The 28-year-old Dottin revealed that she felt like giving up the game at one point in time during her rehabilitation. “When I found out what was really the problem and how long I need to recover and stuff like that, it didn’t hit the spot at that time but after the surgery, it was quite depressing, it was really hard,” Dottin, who used to be a track and field athlete earlier, said in an interview with Cricket West Indies.
“There were times I felt like giving up. I felt like I wasn’t going to pass the stage of being fit enough to be in the team. There was one point of time when I felt like I was getting somewhere and then it was like I am not getting anywhere. I have emerged as a person to motivate me as well and have prayed to god a lot asking to give me strength and keeping me strong, and to do the natural things to get back into the team.”
However, West Indies’ performances have gone downhill in the last year, winning just four games out of 15, which included series whitewashes against Australia and India. And this came after Dottin & Co. reached the T20 World Cup semifinals in 2018. But the Barbados-born girl is confident that West Indies will come good in the T20 World Cup starting later this month.
“We have been putting in some very hard work, working on specific areas that we think we need to improve,” said Dottin, who played a crucial role in West Indies’ T20 World Cup title triumph in 2016. “The team is in a winning mood. That hunger and fighting mood to never give up, that’s what we came to Australia with and we are not leaving without the title.”
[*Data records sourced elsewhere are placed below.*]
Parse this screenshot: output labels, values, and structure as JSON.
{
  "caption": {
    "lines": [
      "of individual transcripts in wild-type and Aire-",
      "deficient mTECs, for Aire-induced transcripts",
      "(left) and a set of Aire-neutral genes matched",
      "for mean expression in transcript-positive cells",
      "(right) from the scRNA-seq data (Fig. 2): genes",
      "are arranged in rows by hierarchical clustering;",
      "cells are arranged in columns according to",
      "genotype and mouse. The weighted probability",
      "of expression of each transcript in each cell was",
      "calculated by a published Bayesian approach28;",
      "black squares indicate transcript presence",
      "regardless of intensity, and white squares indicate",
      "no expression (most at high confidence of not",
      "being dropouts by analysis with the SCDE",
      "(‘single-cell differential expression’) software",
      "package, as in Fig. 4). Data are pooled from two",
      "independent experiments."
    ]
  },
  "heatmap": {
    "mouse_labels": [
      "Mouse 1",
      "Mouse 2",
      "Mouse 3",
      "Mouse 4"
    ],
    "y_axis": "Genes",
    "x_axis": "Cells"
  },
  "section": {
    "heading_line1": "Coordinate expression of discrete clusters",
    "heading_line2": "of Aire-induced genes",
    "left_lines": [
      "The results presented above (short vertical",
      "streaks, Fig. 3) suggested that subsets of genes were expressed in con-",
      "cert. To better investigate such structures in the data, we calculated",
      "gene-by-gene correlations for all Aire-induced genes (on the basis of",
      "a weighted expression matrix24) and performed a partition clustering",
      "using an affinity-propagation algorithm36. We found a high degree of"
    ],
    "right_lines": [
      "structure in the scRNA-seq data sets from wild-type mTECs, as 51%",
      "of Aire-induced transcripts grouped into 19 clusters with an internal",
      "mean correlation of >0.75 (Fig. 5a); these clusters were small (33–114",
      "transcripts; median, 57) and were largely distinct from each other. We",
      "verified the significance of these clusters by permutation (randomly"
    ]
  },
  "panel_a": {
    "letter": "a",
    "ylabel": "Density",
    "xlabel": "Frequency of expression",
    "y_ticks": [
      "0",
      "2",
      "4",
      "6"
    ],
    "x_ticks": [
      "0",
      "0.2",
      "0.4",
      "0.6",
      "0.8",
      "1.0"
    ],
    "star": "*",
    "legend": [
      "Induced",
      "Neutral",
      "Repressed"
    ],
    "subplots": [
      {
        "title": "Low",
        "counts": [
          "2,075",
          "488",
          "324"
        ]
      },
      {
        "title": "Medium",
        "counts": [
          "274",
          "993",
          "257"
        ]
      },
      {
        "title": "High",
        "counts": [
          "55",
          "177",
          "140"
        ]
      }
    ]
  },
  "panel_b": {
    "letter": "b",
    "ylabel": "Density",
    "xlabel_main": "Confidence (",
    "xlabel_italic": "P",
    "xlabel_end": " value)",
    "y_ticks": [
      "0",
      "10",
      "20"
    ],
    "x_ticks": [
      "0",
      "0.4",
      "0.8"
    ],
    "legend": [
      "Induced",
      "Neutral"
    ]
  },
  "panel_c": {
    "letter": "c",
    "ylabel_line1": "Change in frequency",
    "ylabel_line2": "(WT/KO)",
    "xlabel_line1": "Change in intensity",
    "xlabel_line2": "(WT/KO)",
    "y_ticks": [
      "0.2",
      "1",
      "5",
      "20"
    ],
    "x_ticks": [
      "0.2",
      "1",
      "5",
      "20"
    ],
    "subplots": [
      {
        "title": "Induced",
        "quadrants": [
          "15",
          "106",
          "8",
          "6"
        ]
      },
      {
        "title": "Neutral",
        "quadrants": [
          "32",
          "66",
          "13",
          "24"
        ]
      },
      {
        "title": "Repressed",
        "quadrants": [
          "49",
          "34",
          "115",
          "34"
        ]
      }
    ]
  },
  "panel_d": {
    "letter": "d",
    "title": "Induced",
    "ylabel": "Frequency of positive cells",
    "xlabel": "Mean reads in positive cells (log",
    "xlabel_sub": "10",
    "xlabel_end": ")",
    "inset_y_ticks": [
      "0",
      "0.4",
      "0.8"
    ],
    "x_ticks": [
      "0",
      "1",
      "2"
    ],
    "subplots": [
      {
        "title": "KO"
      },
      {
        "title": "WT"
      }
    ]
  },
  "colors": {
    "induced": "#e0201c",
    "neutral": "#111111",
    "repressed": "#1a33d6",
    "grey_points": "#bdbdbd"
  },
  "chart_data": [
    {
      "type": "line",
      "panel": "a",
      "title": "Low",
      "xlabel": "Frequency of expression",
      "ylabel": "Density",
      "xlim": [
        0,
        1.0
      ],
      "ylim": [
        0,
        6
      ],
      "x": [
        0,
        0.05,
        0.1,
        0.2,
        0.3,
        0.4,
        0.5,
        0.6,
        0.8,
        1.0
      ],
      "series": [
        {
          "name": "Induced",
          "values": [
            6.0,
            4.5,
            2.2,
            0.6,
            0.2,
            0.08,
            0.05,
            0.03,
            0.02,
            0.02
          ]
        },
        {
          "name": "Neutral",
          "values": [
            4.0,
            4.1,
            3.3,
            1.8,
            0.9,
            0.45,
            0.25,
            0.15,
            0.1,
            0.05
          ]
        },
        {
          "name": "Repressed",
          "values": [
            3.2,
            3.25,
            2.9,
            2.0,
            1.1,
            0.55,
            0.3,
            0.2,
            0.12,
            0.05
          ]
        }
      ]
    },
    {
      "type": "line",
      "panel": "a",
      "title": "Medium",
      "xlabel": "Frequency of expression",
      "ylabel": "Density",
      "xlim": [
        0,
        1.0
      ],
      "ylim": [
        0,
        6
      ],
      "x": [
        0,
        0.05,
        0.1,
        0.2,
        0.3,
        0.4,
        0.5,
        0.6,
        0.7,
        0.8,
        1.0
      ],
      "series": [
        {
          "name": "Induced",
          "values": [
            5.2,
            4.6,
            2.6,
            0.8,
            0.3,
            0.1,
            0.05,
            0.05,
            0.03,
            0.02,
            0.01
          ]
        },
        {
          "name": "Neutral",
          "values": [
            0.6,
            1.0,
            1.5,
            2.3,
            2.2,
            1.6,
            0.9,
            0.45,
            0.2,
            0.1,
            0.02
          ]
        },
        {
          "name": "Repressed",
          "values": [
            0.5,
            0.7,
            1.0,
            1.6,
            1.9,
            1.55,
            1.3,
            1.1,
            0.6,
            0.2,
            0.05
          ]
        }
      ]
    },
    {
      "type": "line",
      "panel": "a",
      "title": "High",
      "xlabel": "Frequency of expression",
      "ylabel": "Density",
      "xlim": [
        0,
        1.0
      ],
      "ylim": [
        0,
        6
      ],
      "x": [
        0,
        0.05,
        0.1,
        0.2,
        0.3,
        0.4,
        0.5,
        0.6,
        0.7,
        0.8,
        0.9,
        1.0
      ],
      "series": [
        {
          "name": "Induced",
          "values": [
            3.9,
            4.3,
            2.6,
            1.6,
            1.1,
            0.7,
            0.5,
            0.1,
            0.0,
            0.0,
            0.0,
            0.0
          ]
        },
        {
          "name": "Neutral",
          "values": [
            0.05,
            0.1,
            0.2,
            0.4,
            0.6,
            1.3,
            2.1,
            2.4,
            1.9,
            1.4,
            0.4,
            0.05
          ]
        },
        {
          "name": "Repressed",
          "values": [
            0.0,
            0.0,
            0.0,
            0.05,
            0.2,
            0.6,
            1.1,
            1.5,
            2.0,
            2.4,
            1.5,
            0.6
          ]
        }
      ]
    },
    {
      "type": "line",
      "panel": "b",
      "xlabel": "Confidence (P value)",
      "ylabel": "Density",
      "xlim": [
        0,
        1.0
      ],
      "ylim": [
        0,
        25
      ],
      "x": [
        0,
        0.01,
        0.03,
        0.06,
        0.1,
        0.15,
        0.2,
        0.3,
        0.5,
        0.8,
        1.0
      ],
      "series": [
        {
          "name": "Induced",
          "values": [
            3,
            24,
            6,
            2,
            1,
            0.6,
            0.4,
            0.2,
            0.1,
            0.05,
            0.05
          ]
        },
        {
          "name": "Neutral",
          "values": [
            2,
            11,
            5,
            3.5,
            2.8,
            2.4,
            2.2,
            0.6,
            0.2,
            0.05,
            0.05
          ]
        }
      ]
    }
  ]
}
Dottin, who had scores of 28 and 18 in West Indies’ victory in the two unofficial practice games against Pakistan, is happy with the preparations ahead of the mega event and feels that the two official warm-up games against Australia (February 15) and India (February 18) are enough for them to get the combinations right. “I think those matches are just enough for us as we also have two official warm-up matches before the start of our first group game against Thailand,” concluded Dottin.